February 10, 2012
The United States House of Representatives has overwhelmingly passed a legislation that would eliminate insider trading in the nation’s Congress.
The Stop Trading on Congressional Knowledge (STOCK) Act, passed by a 417-2 vote on Thursday, would bar members of Congress and their employees from using exclusive information they learned as lawmakers for their financial benefit.
The Senate passed the anti-insider trading bill by a 96-3 vote last week.
Rep. Louise Slaughter (D-Fairport), who drafted the bill, called the passage of the bill a victory for the American people.
“No matter how powerful our position, nor how hallowed the halls we walk, no one should be above the law,” said Slaughter.
“With the passage of the STOCK Act, we can move one step closer to living up to the faith and trust bestowed upon us by the American people – the citizens for whom we serve,” the Congresswoman added.
The bill, among other provisions, requires US lawmakers to publicly report any trades of more than 1,000 dollars within 90 days.

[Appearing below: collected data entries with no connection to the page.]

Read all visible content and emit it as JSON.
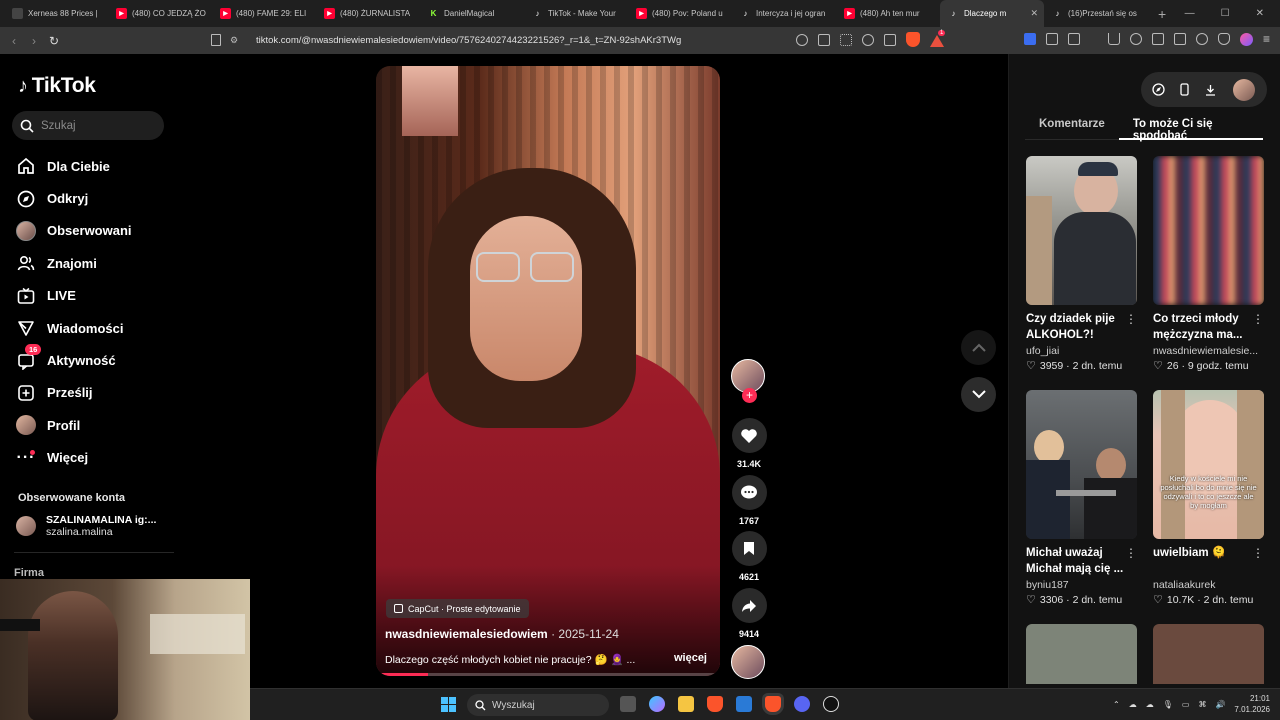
{
  "browser": {
    "tabs": [
      {
        "title": "Xerneas 88 Prices |",
        "favicon": "generic"
      },
      {
        "title": "(480) CO JEDZĄ ŻO",
        "favicon": "youtube"
      },
      {
        "title": "(480) FAME 29: ELI",
        "favicon": "youtube"
      },
      {
        "title": "(480) ŻURNALISTA",
        "favicon": "youtube"
      },
      {
        "title": "DanielMagical",
        "favicon": "kick"
      },
      {
        "title": "TikTok - Make Your",
        "favicon": "tiktok"
      },
      {
        "title": "(480) Pov: Poland u",
        "favicon": "youtube"
      },
      {
        "title": "Intercyza i jej ogran",
        "favicon": "tiktok"
      },
      {
        "title": "(480) Ah ten mur",
        "favicon": "youtube"
      },
      {
        "title": "Dlaczego m",
        "favicon": "tiktok",
        "active": true
      },
      {
        "title": "(16)Przestań się os",
        "favicon": "tiktok"
      }
    ],
    "new_tab": "+",
    "url": "tiktok.com/@nwasdniewiemalesiedowiem/video/7576240274423221526?_r=1&_t=ZN-92shAKr3TWg",
    "extension_badge": "1"
  },
  "sidebar": {
    "logo": "TikTok",
    "search_placeholder": "Szukaj",
    "nav": [
      {
        "label": "Dla Ciebie",
        "icon": "home-icon"
      },
      {
        "label": "Odkryj",
        "icon": "compass-icon"
      },
      {
        "label": "Obserwowani",
        "icon": "avatar-icon"
      },
      {
        "label": "Znajomi",
        "icon": "friends-icon"
      },
      {
        "label": "LIVE",
        "icon": "live-icon"
      },
      {
        "label": "Wiadomości",
        "icon": "send-icon"
      },
      {
        "label": "Aktywność",
        "icon": "inbox-icon",
        "badge": "16"
      },
      {
        "label": "Prześlij",
        "icon": "upload-icon"
      },
      {
        "label": "Profil",
        "icon": "profile-avatar-icon"
      },
      {
        "label": "Więcej",
        "icon": "more-icon"
      }
    ],
    "followed_title": "Obserwowane konta",
    "followed": [
      {
        "name": "SZALINAMALINA ig:...",
        "handle": "szalina.malina"
      }
    ],
    "company": "Firma"
  },
  "video": {
    "capcut_label": "CapCut · Proste edytowanie",
    "author": "nwasdniewiemalesiedowiem",
    "date": " · 2025-11-24",
    "description": "Dlaczego część młodych kobiet nie pracuje? 🤔 🧕 ...",
    "more_label": "więcej",
    "progress": 0.15
  },
  "actions": {
    "likes": "31.4K",
    "comments": "1767",
    "saves": "4621",
    "shares": "9414"
  },
  "right_panel": {
    "tabs": [
      "Komentarze",
      "To może Ci się spodobać"
    ],
    "active_tab": 1,
    "cards": [
      {
        "title": "Czy dziadek pije ALKOHOL?! #sor...",
        "author": "ufo_jiai",
        "likes": "3959",
        "time": "2 dn. temu"
      },
      {
        "title": "Co trzeci młody mężczyzna ma...",
        "author": "nwasdniewiemalesie...",
        "likes": "26",
        "time": "9 godz. temu"
      },
      {
        "title": "Michał uważaj Michał mają cię ...",
        "author": "byniu187",
        "likes": "3306",
        "time": "2 dn. temu"
      },
      {
        "title": "uwielbiam 🫠",
        "author": "nataliaakurek",
        "likes": "10.7K",
        "time": "2 dn. temu"
      }
    ],
    "card_caption": "Kiedy w kościele mi nie posłuchali bo do mnie się nie odzywali i to co jeszcze ale by mogłam"
  },
  "taskbar": {
    "search_placeholder": "Wyszukaj",
    "time": "21:01",
    "date": "7.01.2026"
  }
}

Melanie Sloan, executive director of Citizens for Responsibility and Ethics in Washington, however, called the House-passed version of the bill “seriously watered-down” as it omitted important Senate provisions.
The legislation was first introduced in 2006, but has been getting attention over the last three months following news reports about lawmakers profiting from information they had received as part of their jobs.
During his State of the Union address to Congress last month, US President Barack Obama also called for the practice to be banned.
Analysts believe that the move by Congress is an attempt to reverse its nosedive approval ratings among US citizens, which polls show are at historic lows.
According to a February 2–5 poll conducted by Gallup organization, approval rating of Congress tumbled to 10 percent, the lowest since the polling company began keeping track in 1974.